I don’t answer right away. Not because I don’t want to.

Because I don’t trust what I’ll say if I do.

I roll onto my back, arms folded behind my head, and glance over.

She’s still staring upward, her expression unreadable in the moonlight.

“Me either.”

A beat passes.

“Do you always play guitar in the middle of the night?” she asks, a smile tucked into her tone.

“Only when I’m trying not to think.”

It slips out before I can stop it.

She doesn’t push. Just lets the quiet stretch, like she’s giving me space to take it back.

I don’t.

Her voice breaks the silence again. “That song...what was it?”

I shift slightly, my foot brushing the sheet near hers.

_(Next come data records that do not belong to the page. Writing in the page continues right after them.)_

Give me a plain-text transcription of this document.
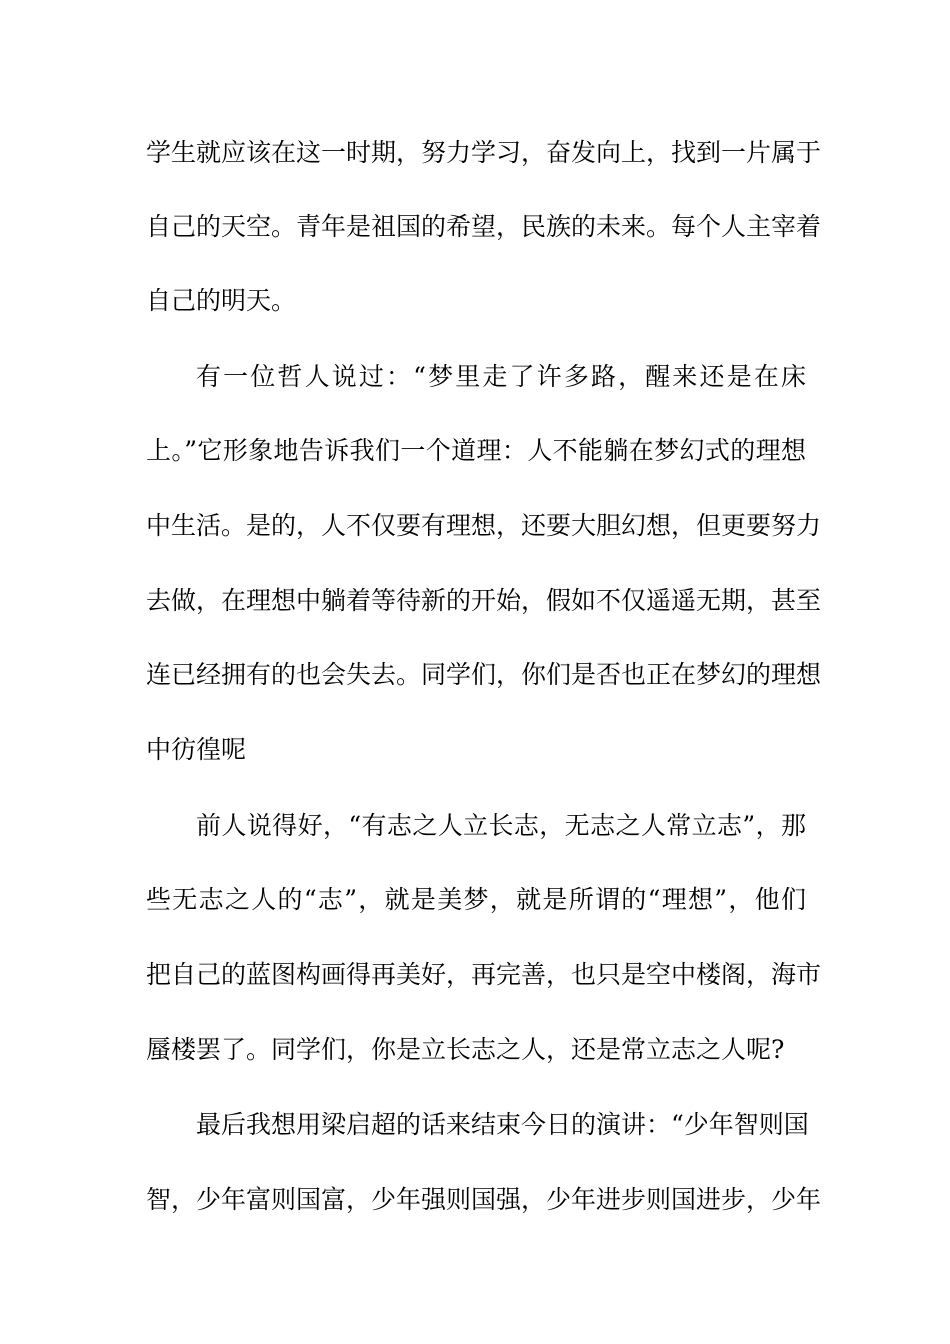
学生就应该在这一时期，努力学习，奋发向上，找到一片属于
自己的天空。青年是祖国的希望，民族的未来。每个人主宰着
自己的明天。
有一位哲人说过：“梦里走了许多路，醒来还是在床
上。”它形象地告诉我们一个道理：人不能躺在梦幻式的理想
中生活。是的，人不仅要有理想，还要大胆幻想，但更要努力
去做，在理想中躺着等待新的开始，假如不仅遥遥无期，甚至
连已经拥有的也会失去。同学们，你们是否也正在梦幻的理想
中彷徨呢
前人说得好，“有志之人立长志，无志之人常立志”，那
些无志之人的“志”，就是美梦，就是所谓的“理想”，他们
把自己的蓝图构画得再美好，再完善，也只是空中楼阁，海市
蜃楼罢了。同学们，你是立长志之人，还是常立志之人呢?
最后我想用梁启超的话来结束今日的演讲：“少年智则国
智，少年富则国富，少年强则国强，少年进步则国进步，少年
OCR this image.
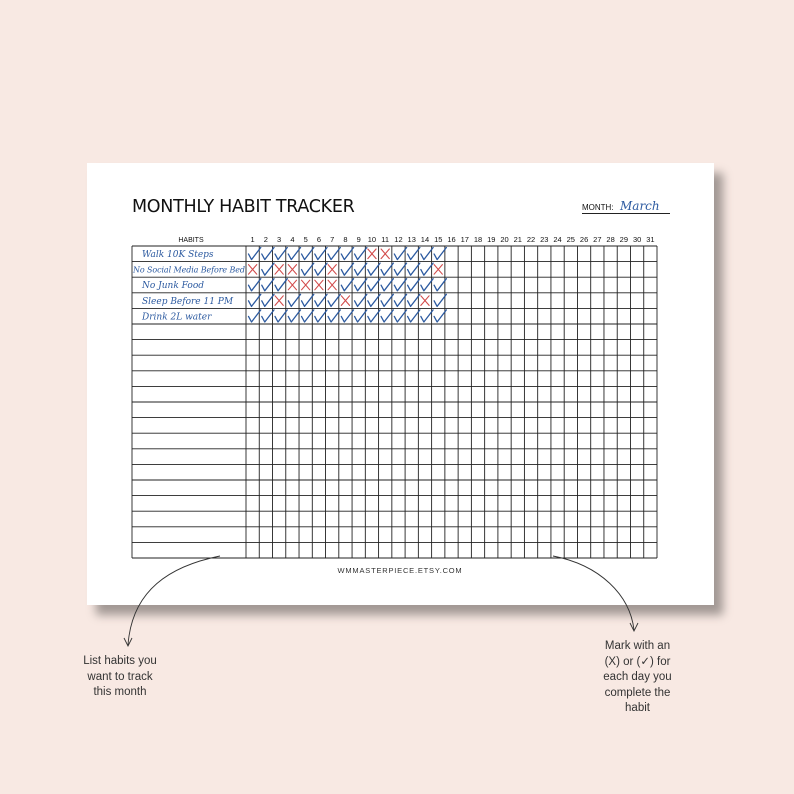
MONTHLY HABIT TRACKER	MONTH: March
HABITS	1 2 3 4 5 6 7 8 9 10 11 12 13 14 15 16 17 18 19 20 21 22 23 24 25 26 27 28 29 30 31
Walk 10K Steps
No Social Media Before Bed
No Junk Food
Sleep Before 11 PM
Drink 2L water
WMMASTERPIECE.ETSY.COM
List habits you
want to track
this month
Mark with an
(X) or (✓) for
each day you
complete the
habit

“Something my mom used to hum when she did dishes. I never knew the name. Just…remembered the sound of it.”

She doesn’t speak. But I feel her looking at me now. Not just hearing me—really looking.

“You don’t talk about her much, do you?” she finally says.

“No.” My throat’s tight. “Not usually.”

Another pause. No pressure. Just the quiet kind of understanding.

“I liked it,” she says softly. “The way you played. It felt honest.”

Honest.

That word sinks deep.

“I guess I don’t have the energy to fake anything right now.”

She lets out a soft laugh, dry but not unkind. “Then we’re both pretty raw, huh?”

I nod, then realize she can’t see it. “Yeah.”

Our bodies haven’t moved. We’re still on opposite sides of the bed, barely taking up space. But something about the air between us shifts to something warmer. Closer.

I glance sideways again. Her profile’s faint in the dark, hair messy against the pillow, one hand tucked under her chin.

“I don’t usually do this,” she says suddenly. “Stay. Talk. Any of it.”

I don’t push. I just listen. Maybe that’s the most honest thing I can do for her.

She turns her face toward me slightly. I feel the weight of her gaze.